Idemitsu Kosan on Tuesday reported an annual loss, like its competitors have done in recent days.
Executive Officer Noriaki Sakai said Japan’s second-biggest refiner expects fuel sales to fall 30% in the year through March 2021 while President Shunichi Kito said the company “may need to consider some measures (to consolidate refineries) in the mid-2020s”.
Tsutomu Sugimori, president of JXTG Holdings, Japan’s biggest refiner, told an earnings conference last week: “We have been considering consolidation of refineries since our merger in 2017. We will adjust our production facilities to reflect weakening demand.”
JXTG, which accounts for about half of the market, has already decided to shut a refinery in Osaka with partner PetroChina and shut its Muroran refinery in Hokkaido.
Japan’s oil refining capacity peaked at 5.6 million barrels per day (bpd) in 1982, data from the BP Statistical Review of Energy shows.
It currently has about 3.4 million bpd of capacity in mostly aging refineries and industry ministry estimates suggest that could fall to 2.3 million bpd by the end of the decade.
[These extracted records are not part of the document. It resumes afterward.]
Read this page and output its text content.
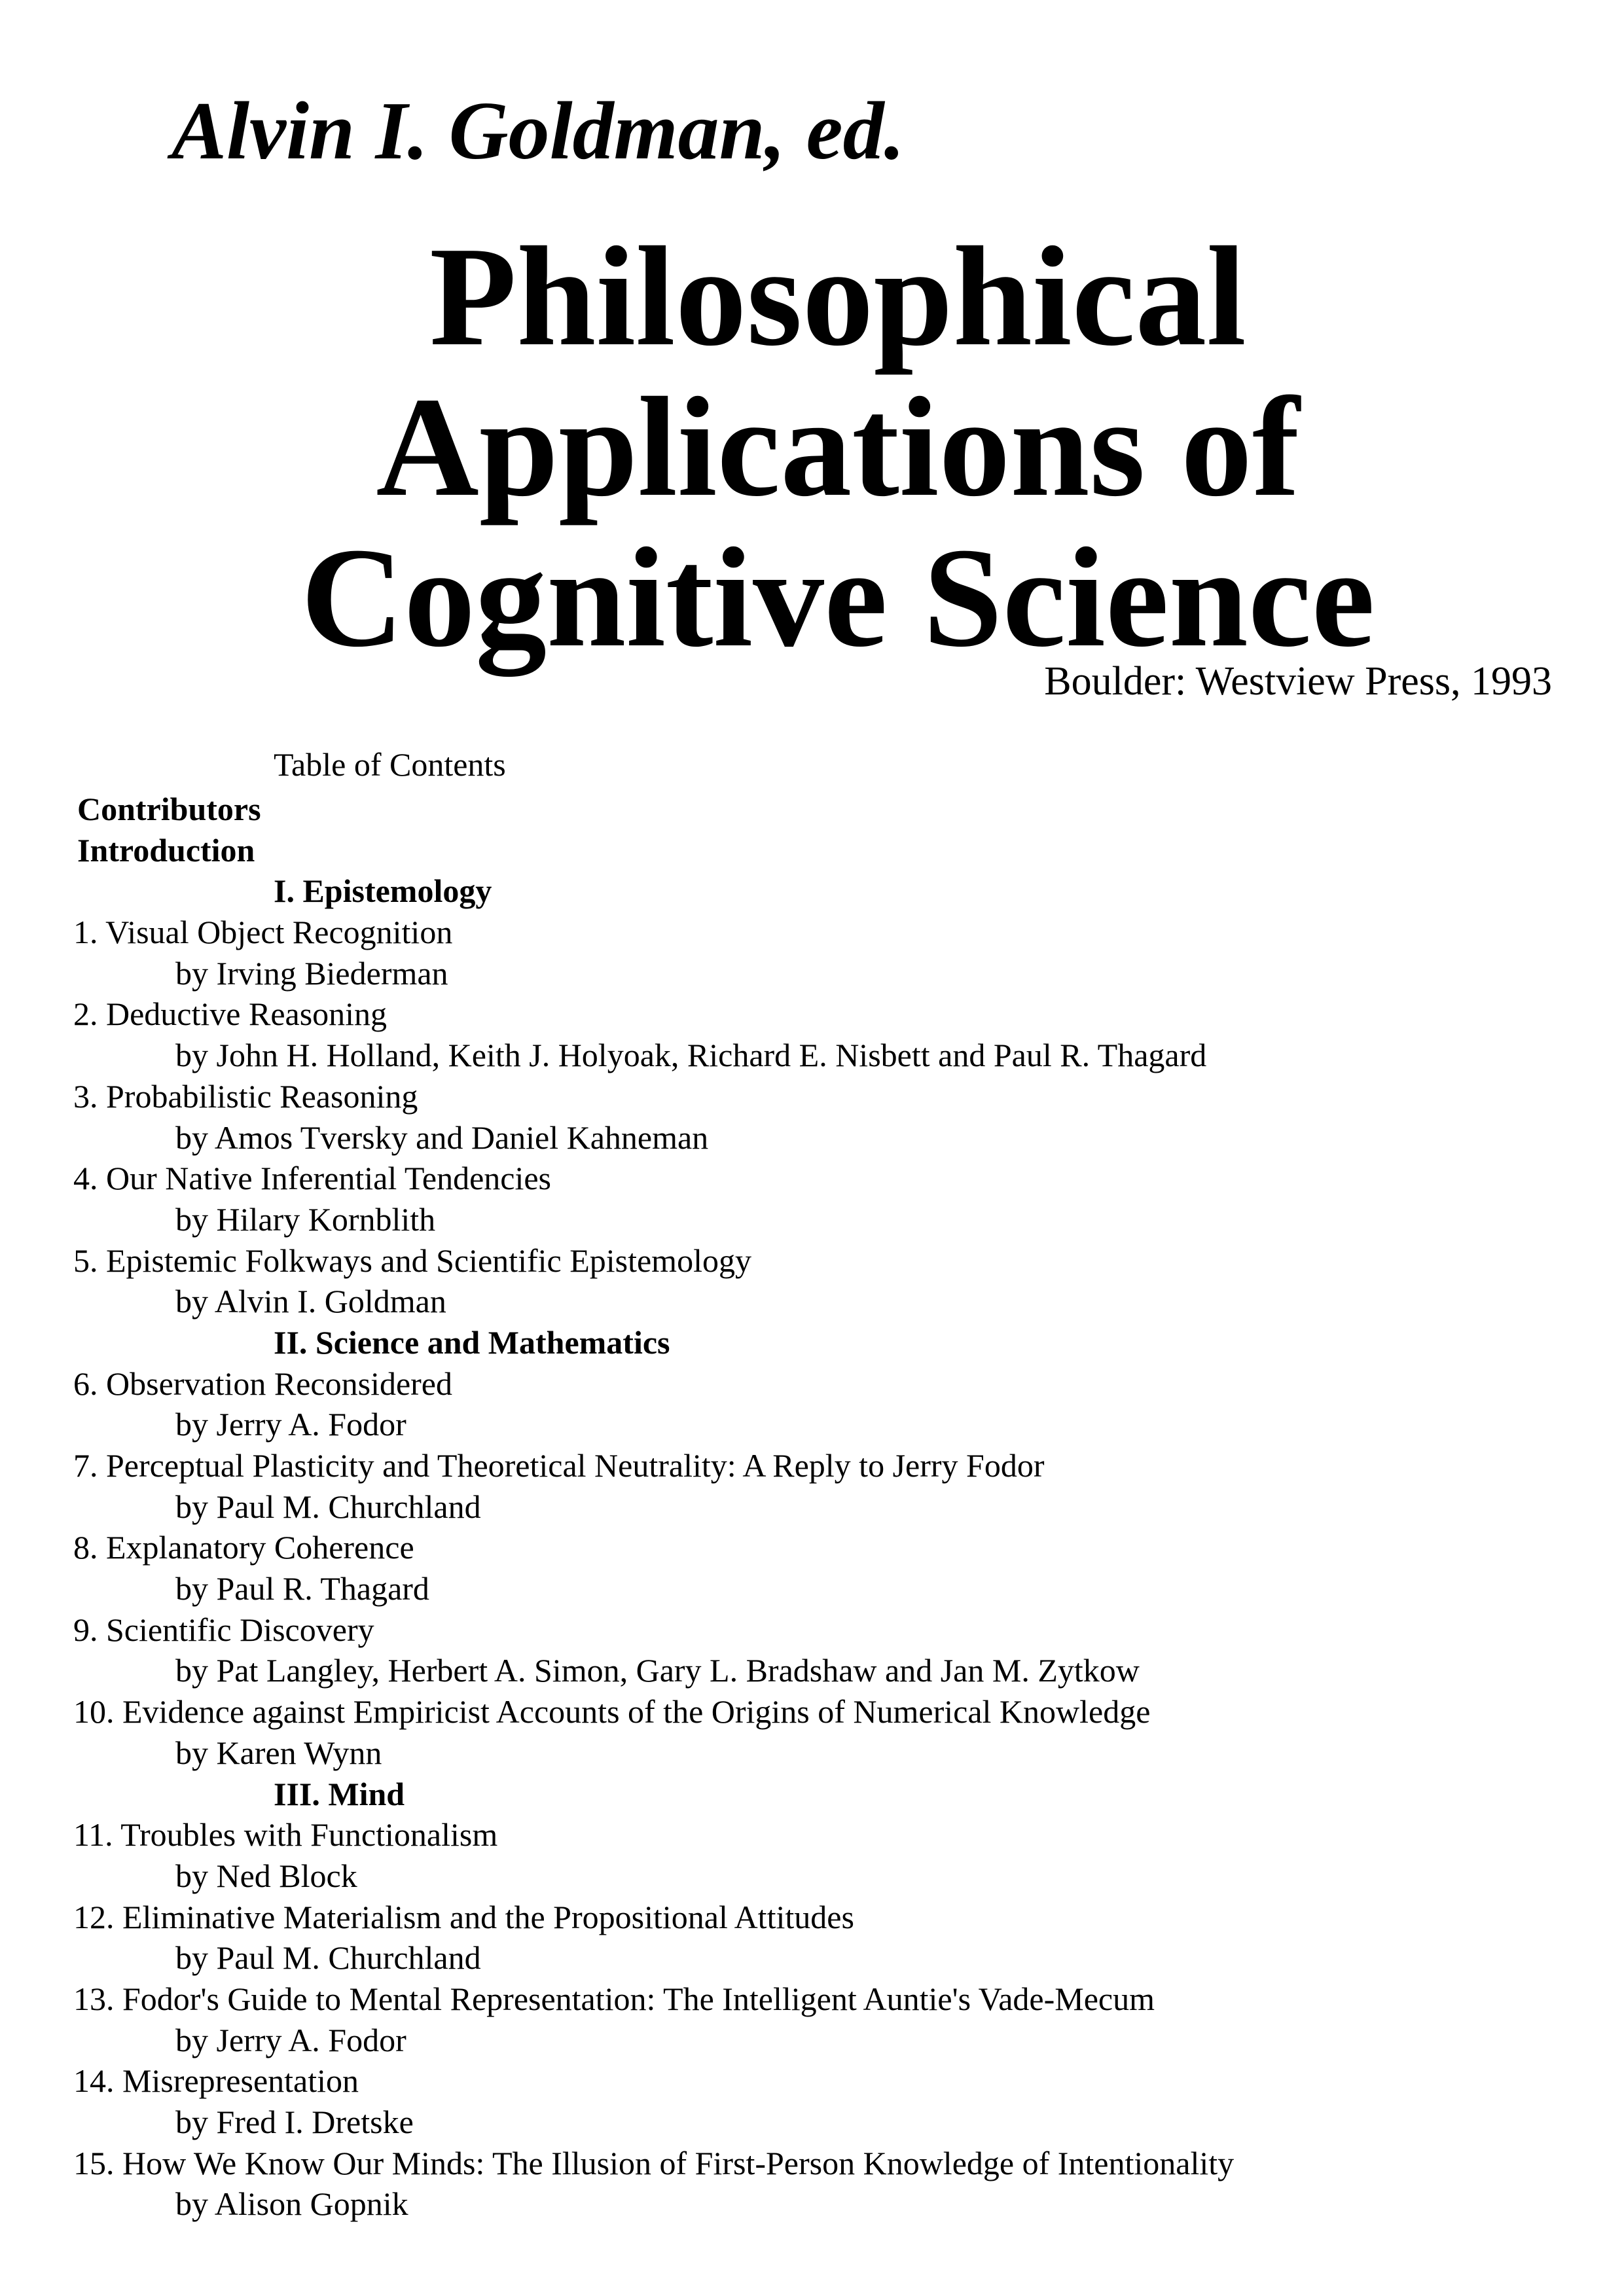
Alvin I. Goldman, ed.
Philosophical
Applications of
Cognitive Science
Boulder: Westview Press, 1993
Table of Contents
Contributors
Introduction
I. Epistemology
1. Visual Object Recognition
by Irving Biederman
2. Deductive Reasoning
by John H. Holland, Keith J. Holyoak, Richard E. Nisbett and Paul R. Thagard
3. Probabilistic Reasoning
by Amos Tversky and Daniel Kahneman
4. Our Native Inferential Tendencies
by Hilary Kornblith
5. Epistemic Folkways and Scientific Epistemology
by Alvin I. Goldman
II. Science and Mathematics
6. Observation Reconsidered
by Jerry A. Fodor
7. Perceptual Plasticity and Theoretical Neutrality: A Reply to Jerry Fodor
by Paul M. Churchland
8. Explanatory Coherence
by Paul R. Thagard
9. Scientific Discovery
by Pat Langley, Herbert A. Simon, Gary L. Bradshaw and Jan M. Zytkow
10. Evidence against Empiricist Accounts of the Origins of Numerical Knowledge
by Karen Wynn
III. Mind
11. Troubles with Functionalism
by Ned Block
12. Eliminative Materialism and the Propositional Attitudes
by Paul M. Churchland
13. Fodor's Guide to Mental Representation: The Intelligent Auntie's Vade-Mecum
by Jerry A. Fodor
14. Misrepresentation
by Fred I. Dretske
15. How We Know Our Minds: The Illusion of First-Person Knowledge of Intentionality
by Alison Gopnik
As MRC wrote before, JXTG Nippon Oil and Energy is in plans to restart its cracker following an unplanned outage. The company is likely to resume operations at the cracker early this week. The cracker was shut owing to technical issues on May 4, 2020. Located at Kawasaki in Japan, the cracker has an ethylene production capacity of 460,000 mt/year and propylene production capacity of 235,000 mt/year.
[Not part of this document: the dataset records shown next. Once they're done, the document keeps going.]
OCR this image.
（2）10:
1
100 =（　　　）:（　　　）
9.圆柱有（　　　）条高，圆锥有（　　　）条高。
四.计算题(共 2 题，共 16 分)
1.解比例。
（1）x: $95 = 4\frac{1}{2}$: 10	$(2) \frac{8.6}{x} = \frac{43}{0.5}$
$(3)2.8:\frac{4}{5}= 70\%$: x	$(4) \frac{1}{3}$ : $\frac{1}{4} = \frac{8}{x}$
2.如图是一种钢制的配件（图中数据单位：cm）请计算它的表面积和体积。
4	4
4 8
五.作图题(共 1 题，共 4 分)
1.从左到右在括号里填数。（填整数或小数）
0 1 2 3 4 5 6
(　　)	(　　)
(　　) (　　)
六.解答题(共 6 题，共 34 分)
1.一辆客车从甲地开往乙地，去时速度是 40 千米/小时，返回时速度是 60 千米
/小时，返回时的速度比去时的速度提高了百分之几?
Ethylene and propylene are feedstocks for producing polyethylene (PE) and polypropylene (PP).
According to MRC's ScanPlast report, Russia's estimated PE consumption totalled 557,060 tonnes in the first three month of 2020, up by 7% year on year. High density polyethylene (HDPE) and linear low density polyethylene (LLDPE) shipments rose because of the increased capacity utilisation at ZapSibNeftekhim. Demand for LDPE subsided. At the same time, PP shipments to the Russian market was 267,630 tonnes in January-March 2020, down 20% year on year. Homopolymer PP and PP block copolymers accounted for the main decrease in imports.